After all the deductions mentioned above, the remainder of TSP must be allocated for increasing the wages and salaries of all members of society. Thus, every working person in society is motivated to work to make TSP grow to concomitantly increase the allocation of social services to all and to increase their individual wages and salaries. The principle of the development of all as the condition for the development of each is then realized in such a scheme of socio-economic development.

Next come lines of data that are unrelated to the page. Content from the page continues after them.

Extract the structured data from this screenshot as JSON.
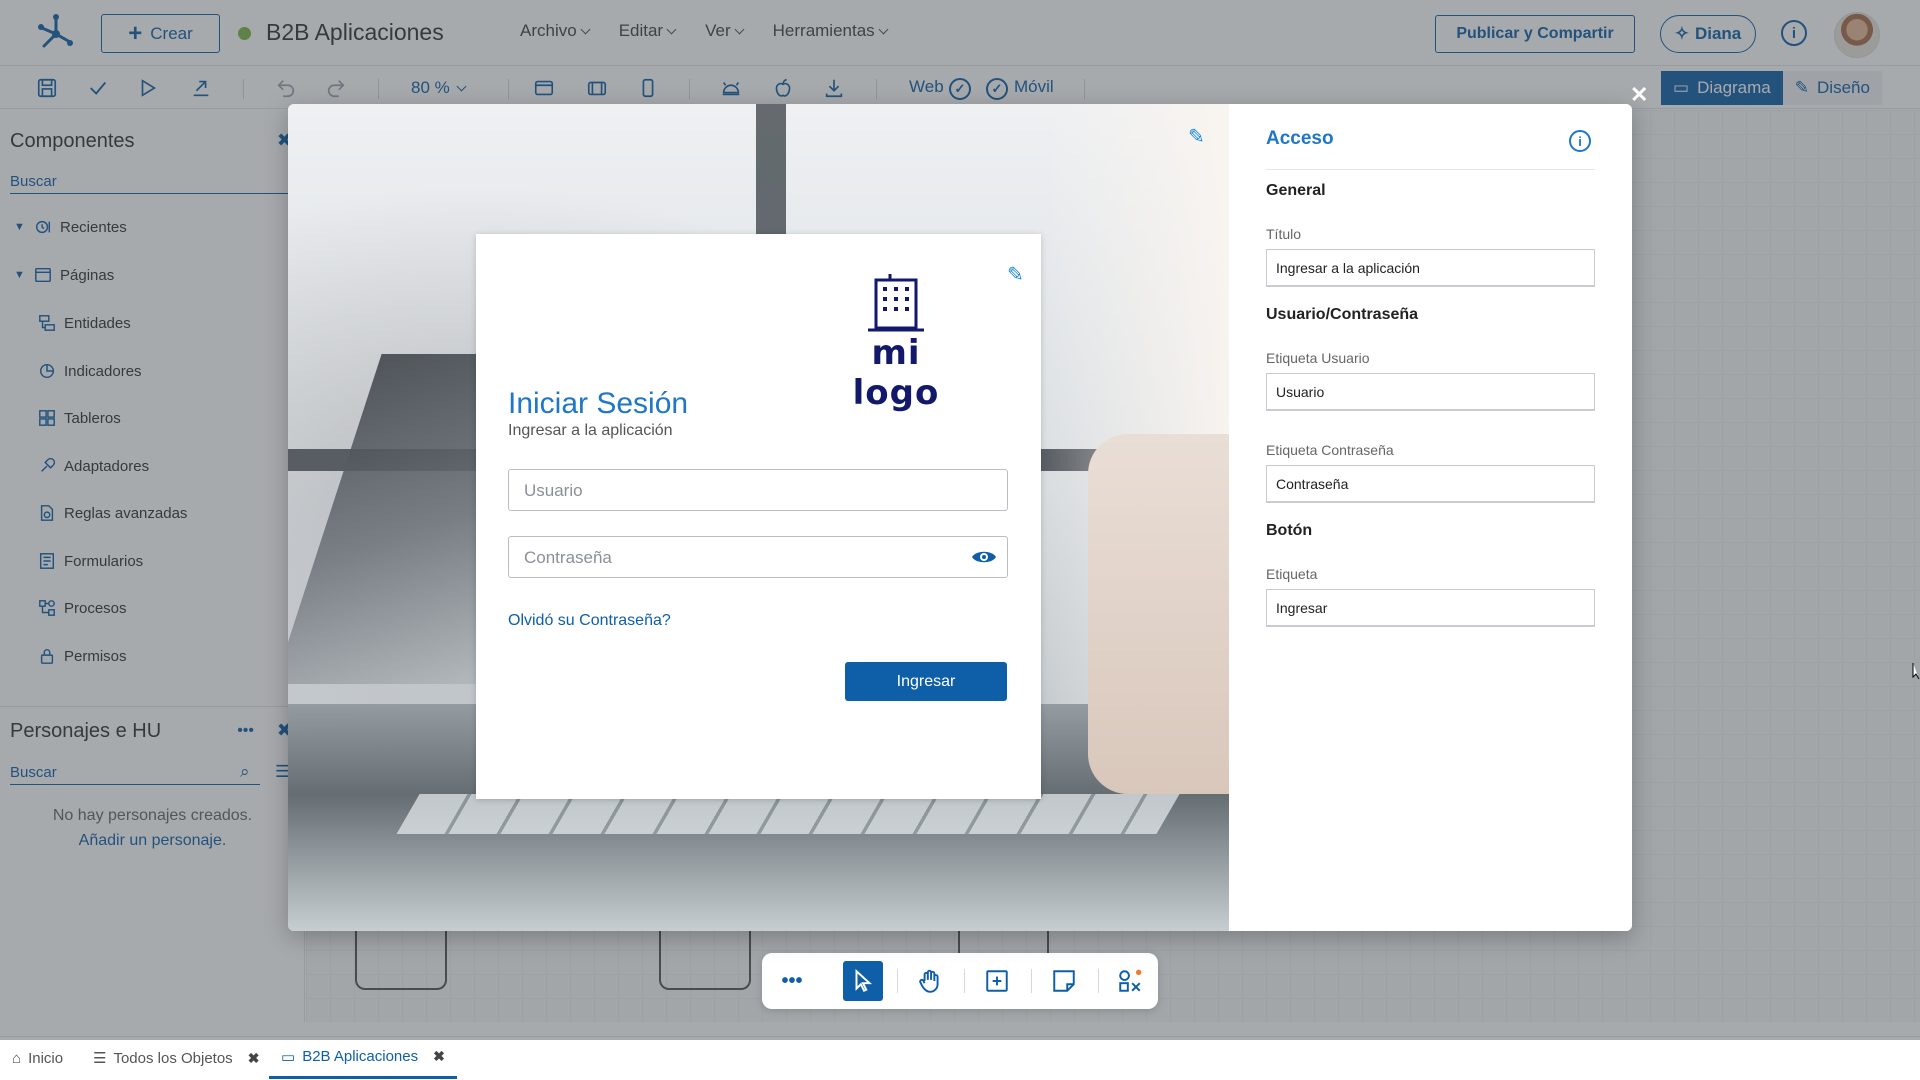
{
  "header": {
    "create_label": "Crear",
    "project_title": "B2B Aplicaciones",
    "menu": [
      "Archivo",
      "Editar",
      "Ver",
      "Herramientas"
    ],
    "publish_label": "Publicar y Compartir",
    "assistant_label": "Diana",
    "info_icon": "info-icon",
    "status_color": "#7ab648"
  },
  "toolbar": {
    "zoom": "80 %",
    "web_label": "Web",
    "mobile_label": "Móvil",
    "view_diagram": "Diagrama",
    "view_design": "Diseño"
  },
  "sidebar": {
    "components_title": "Componentes",
    "search_placeholder": "Buscar",
    "items": [
      {
        "label": "Recientes",
        "icon": "recent-icon",
        "expandable": true
      },
      {
        "label": "Páginas",
        "icon": "pages-icon",
        "expandable": true
      },
      {
        "label": "Entidades",
        "icon": "entities-icon"
      },
      {
        "label": "Indicadores",
        "icon": "indicators-icon"
      },
      {
        "label": "Tableros",
        "icon": "boards-icon"
      },
      {
        "label": "Adaptadores",
        "icon": "adapters-icon"
      },
      {
        "label": "Reglas avanzadas",
        "icon": "rules-icon"
      },
      {
        "label": "Formularios",
        "icon": "forms-icon"
      },
      {
        "label": "Procesos",
        "icon": "processes-icon"
      },
      {
        "label": "Permisos",
        "icon": "permissions-icon"
      }
    ],
    "personas_title": "Personajes e HU",
    "personas_search": "Buscar",
    "personas_empty": "No hay personajes creados.",
    "personas_add": "Añadir un personaje."
  },
  "tabs": [
    {
      "label": "Inicio",
      "icon": "home-icon",
      "closable": false
    },
    {
      "label": "Todos los Objetos",
      "icon": "list-icon",
      "closable": true
    },
    {
      "label": "B2B Aplicaciones",
      "icon": "folder-icon",
      "closable": true,
      "active": true
    }
  ],
  "login": {
    "logo_text": "mi logo",
    "title": "Iniciar Sesión",
    "subtitle": "Ingresar a la aplicación",
    "user_placeholder": "Usuario",
    "password_placeholder": "Contraseña",
    "forgot": "Olvidó su Contraseña?",
    "button": "Ingresar"
  },
  "properties": {
    "title": "Acceso",
    "general_section": "General",
    "title_label": "Título",
    "title_value": "Ingresar a la aplicación",
    "credentials_section": "Usuario/Contraseña",
    "user_label": "Etiqueta Usuario",
    "user_value": "Usuario",
    "password_label": "Etiqueta Contraseña",
    "password_value": "Contraseña",
    "button_section": "Botón",
    "button_label": "Etiqueta",
    "button_value": "Ingresar"
  },
  "colors": {
    "primary": "#0f5fa8",
    "accent": "#1f77c6",
    "logo": "#12196b"
  }
}
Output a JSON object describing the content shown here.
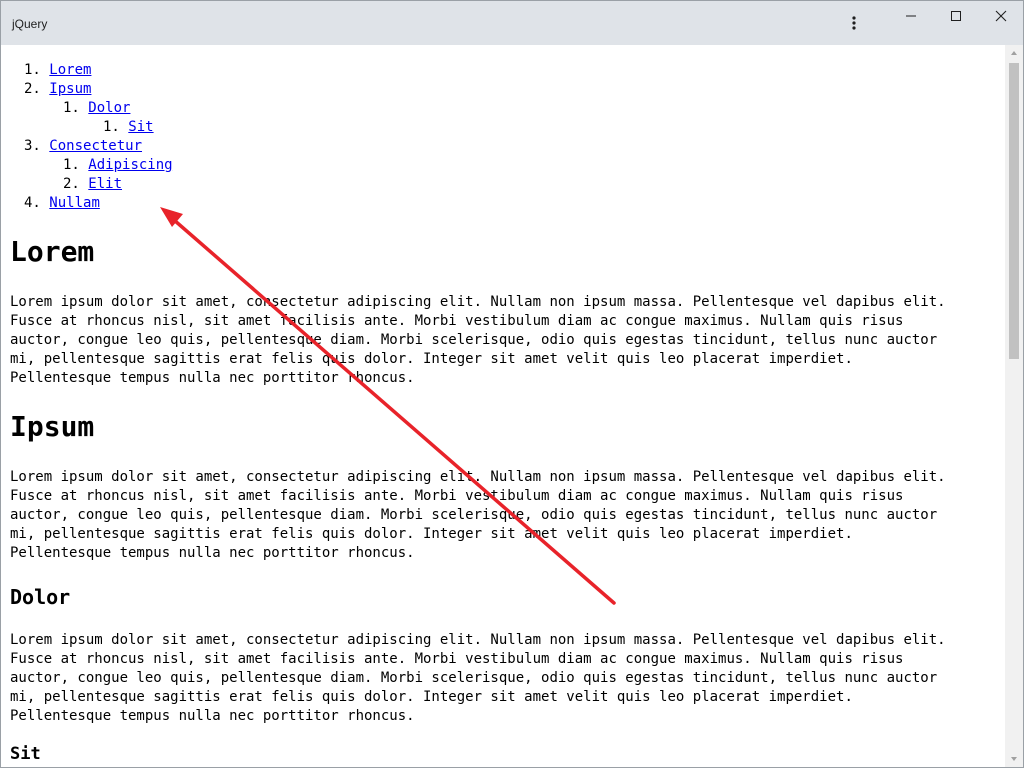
{
  "window": {
    "title": "jQuery"
  },
  "toc": {
    "items": [
      {
        "number": "1.",
        "label": "Lorem"
      },
      {
        "number": "2.",
        "label": "Ipsum"
      },
      {
        "number": "1.",
        "label": "Dolor"
      },
      {
        "number": "1.",
        "label": "Sit"
      },
      {
        "number": "3.",
        "label": "Consectetur"
      },
      {
        "number": "1.",
        "label": "Adipiscing"
      },
      {
        "number": "2.",
        "label": "Elit"
      },
      {
        "number": "4.",
        "label": "Nullam"
      }
    ]
  },
  "sections": [
    {
      "heading": "Lorem",
      "lines": [
        "Lorem ipsum dolor sit amet, consectetur adipiscing elit. Nullam non ipsum massa. Pellentesque vel dapibus elit.",
        "Fusce at rhoncus nisl, sit amet facilisis ante. Morbi vestibulum diam ac congue maximus. Nullam quis risus",
        "auctor, congue leo quis, pellentesque diam. Morbi scelerisque, odio quis egestas tincidunt, tellus nunc auctor",
        "mi, pellentesque sagittis erat felis quis dolor. Integer sit amet velit quis leo placerat imperdiet.",
        "Pellentesque tempus nulla nec porttitor rhoncus."
      ]
    },
    {
      "heading": "Ipsum",
      "lines": [
        "Lorem ipsum dolor sit amet, consectetur adipiscing elit. Nullam non ipsum massa. Pellentesque vel dapibus elit.",
        "Fusce at rhoncus nisl, sit amet facilisis ante. Morbi vestibulum diam ac congue maximus. Nullam quis risus",
        "auctor, congue leo quis, pellentesque diam. Morbi scelerisque, odio quis egestas tincidunt, tellus nunc auctor",
        "mi, pellentesque sagittis erat felis quis dolor. Integer sit amet velit quis leo placerat imperdiet.",
        "Pellentesque tempus nulla nec porttitor rhoncus."
      ]
    },
    {
      "heading": "Dolor",
      "lines": [
        "Lorem ipsum dolor sit amet, consectetur adipiscing elit. Nullam non ipsum massa. Pellentesque vel dapibus elit.",
        "Fusce at rhoncus nisl, sit amet facilisis ante. Morbi vestibulum diam ac congue maximus. Nullam quis risus",
        "auctor, congue leo quis, pellentesque diam. Morbi scelerisque, odio quis egestas tincidunt, tellus nunc auctor",
        "mi, pellentesque sagittis erat felis quis dolor. Integer sit amet velit quis leo placerat imperdiet.",
        "Pellentesque tempus nulla nec porttitor rhoncus."
      ]
    },
    {
      "heading": "Sit"
    }
  ],
  "colors": {
    "link": "#0000ee",
    "titlebar": "#dfe3e8",
    "annotation_arrow": "#e8232a"
  },
  "icons": {
    "menu": "vertical-ellipsis-icon",
    "minimize": "minimize-icon",
    "maximize": "maximize-icon",
    "close": "close-icon"
  }
}
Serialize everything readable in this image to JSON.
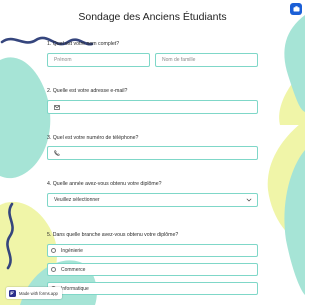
{
  "form": {
    "title": "Sondage des Anciens Étudiants"
  },
  "colors": {
    "accent": "#7fd7c8",
    "teal_blob": "#a6e4d6",
    "yellow_blob": "#f0f5a8",
    "navy_wave": "#35457d",
    "corner_button": "#1b5fd6"
  },
  "questions": {
    "q1": {
      "label": "1. Quel est votre nom complet?",
      "first_name_placeholder": "Prénom",
      "last_name_placeholder": "Nom de famille"
    },
    "q2": {
      "label": "2. Quelle est votre adresse e-mail?",
      "icon": "email-icon"
    },
    "q3": {
      "label": "3. Quel est votre numéro de téléphone?",
      "icon": "phone-icon"
    },
    "q4": {
      "label": "4. Quelle année avez-vous obtenu votre diplôme?",
      "selected": "Veuillez sélectionner"
    },
    "q5": {
      "label": "5. Dans quelle branche avez-vous obtenu votre diplôme?",
      "options": [
        "Ingénierie",
        "Commerce",
        "Informatique"
      ]
    }
  },
  "badge": {
    "label": "Made with forms.app"
  }
}
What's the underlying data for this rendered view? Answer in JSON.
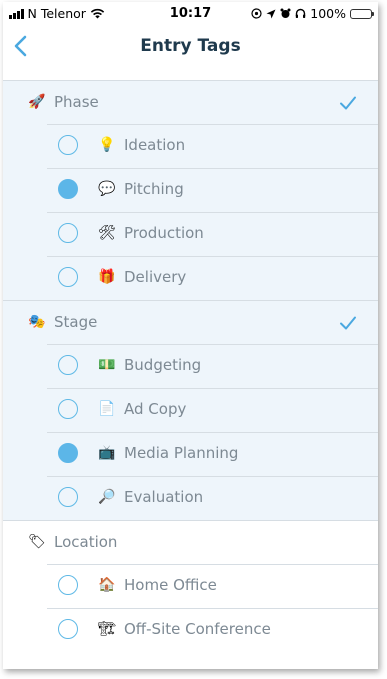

Other current alternative measures of social development, not assuming the re-structuring of society to eliminate the control of the upper propertied classes over the productive activities of society and consequently on the work and lives of the other classes, are the Physical Quality of Life Index (PQLI), the International Human Suffering Index (HSI) and the more well-known Human Development Index(HDI) introduced by the United Nations Development Program. The PQLI and the HSI were forerunners of the UN HDI, the first crafted by the Overseas Development Council and the second by the Population Crisis Committee in 1987. The PQLI presents three basic indicators of social well-being, infant mortality, life expectancy at age one and basic literacy. For each indicator, a country’s performance is rated on a scale from 0(worst possible performance) to 100(best possible performance). A simple average of the three indicators then gives the country’s PQLI. The HSI, on the other hand, adopts ten indicators to measure levels of social well-being, life expectancy (years), daily calorie supply per capita, access to clean drinking wager(%), infant immunization(%), secondary school enrollment(%), GNP per capita($), inflation rate(% per year), telephones per capita, political freedom(0-10), civil rights(0-10). For each indicator, a score of 0(most favorable) to 10(least favorable) is assigned. The ten scaled values are then added to obtain the nation’s HSI. HSI has been criticized for its arbitrary choice of indicators of social well being. For instance, it assigns an arbitrarily perfect score of 0 to an inflation rate less than 4% a year, but 1% score for 4.1% rate of inflation. Another conceptual difficulty of HSI is while clean drinking water, for example, promotes good health, high life expectancy is on the other hand a result of good health.